A second inmate died in more than a week of racially charged fights in the huge Los Angeles County penal system. The fatality occurred in the Men's Central Jail Sunday when four Hispanic prisoners fought with two black inmates in a six-man cell, killing one of them. Meanwhile, two larger brawls involving about 130 inmates were quelled by tear gas and pellet weapons at a detention facility in Castaic. A system-wide lockdown is in effect that calls for restricted movement within the jails.

Investigators of 10 Baptist church fires in rural Alabama said they believe the crimes of arson were committed by a pair of white men in their 20s or 30s who are close friends. There is no racial pattern to the crimes. The conclusions are based on behavioral profiles and witness accounts of seeing two men in a sport utility vehicle near a number of the fires.

About 130 firefighters mopped up hot spots of an 11,000-acre blaze at the edge of California's Orange County suburbs after authorities declared it fully contained Sunday.

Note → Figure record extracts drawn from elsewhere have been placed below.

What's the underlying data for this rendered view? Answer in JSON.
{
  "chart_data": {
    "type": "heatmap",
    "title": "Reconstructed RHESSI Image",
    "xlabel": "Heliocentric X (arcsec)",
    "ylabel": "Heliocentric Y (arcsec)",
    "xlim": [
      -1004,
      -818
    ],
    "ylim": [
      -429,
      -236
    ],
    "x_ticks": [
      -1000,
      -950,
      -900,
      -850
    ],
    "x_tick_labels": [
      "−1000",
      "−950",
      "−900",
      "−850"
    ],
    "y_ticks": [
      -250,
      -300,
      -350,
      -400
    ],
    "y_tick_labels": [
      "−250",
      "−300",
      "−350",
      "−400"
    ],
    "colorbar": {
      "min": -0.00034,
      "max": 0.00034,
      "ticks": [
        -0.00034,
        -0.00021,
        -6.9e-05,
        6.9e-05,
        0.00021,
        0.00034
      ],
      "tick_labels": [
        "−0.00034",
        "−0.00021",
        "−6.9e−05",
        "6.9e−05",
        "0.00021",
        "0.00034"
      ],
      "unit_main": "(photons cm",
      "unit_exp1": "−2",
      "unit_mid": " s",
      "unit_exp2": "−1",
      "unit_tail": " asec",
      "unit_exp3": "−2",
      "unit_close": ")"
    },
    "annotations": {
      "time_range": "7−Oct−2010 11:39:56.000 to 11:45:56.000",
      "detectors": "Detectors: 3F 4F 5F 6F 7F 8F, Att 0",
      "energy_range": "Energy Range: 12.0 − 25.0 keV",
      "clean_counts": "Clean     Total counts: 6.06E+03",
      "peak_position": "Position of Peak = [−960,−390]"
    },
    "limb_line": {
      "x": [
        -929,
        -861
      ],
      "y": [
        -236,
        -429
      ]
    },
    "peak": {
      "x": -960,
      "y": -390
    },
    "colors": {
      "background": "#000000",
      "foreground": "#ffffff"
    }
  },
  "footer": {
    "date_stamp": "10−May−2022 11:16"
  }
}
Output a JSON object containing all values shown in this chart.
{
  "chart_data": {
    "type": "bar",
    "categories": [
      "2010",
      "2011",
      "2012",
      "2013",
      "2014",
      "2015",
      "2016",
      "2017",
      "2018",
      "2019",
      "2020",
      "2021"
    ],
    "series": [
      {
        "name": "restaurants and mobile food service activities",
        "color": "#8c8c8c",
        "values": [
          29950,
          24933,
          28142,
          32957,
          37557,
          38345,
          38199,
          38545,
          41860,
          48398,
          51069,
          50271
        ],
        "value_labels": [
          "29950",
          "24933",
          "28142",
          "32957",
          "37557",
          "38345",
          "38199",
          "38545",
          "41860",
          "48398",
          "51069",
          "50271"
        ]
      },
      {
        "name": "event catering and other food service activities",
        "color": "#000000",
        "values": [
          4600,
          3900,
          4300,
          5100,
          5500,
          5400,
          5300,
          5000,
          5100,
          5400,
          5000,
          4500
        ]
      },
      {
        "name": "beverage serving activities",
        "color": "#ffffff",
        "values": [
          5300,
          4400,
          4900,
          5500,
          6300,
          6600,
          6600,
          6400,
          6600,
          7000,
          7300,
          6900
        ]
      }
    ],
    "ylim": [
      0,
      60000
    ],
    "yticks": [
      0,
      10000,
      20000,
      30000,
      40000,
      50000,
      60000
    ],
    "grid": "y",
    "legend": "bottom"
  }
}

Total damage from the fire could reach $9 million, officials estimate.

Travelers stranded by a weekend snowstorm that blanketed the Eastern seaboard headed home Monday. In New York, where a record 26.9 inches fell in Central Park, 2,200 plows worked to clear the city's 6,300 miles of streets. After Kennedy International Airport reopened Sunday night, a Turkish Airlines flight skidded off the runway, although none of the 198 passengers was injured and it was not clear that the mishap was weather-related.

Six inmates who escaped from the Cook County Jail in Chicago over the weekend were back in custody Monday after the final two fugitives were apprehended.

Author Peter Benchley, who died over the weekend in Princeton, N.J., was best known for his 1974 novel, "Jaws," about a shark that terrorizes a resort community. Benchley also co-wrote the screenplay for Steven Spielberg's blockbuster movie of the same name. Benchley later expressed regret at demonizing sharks and became a leading advocate of shark conservation efforts.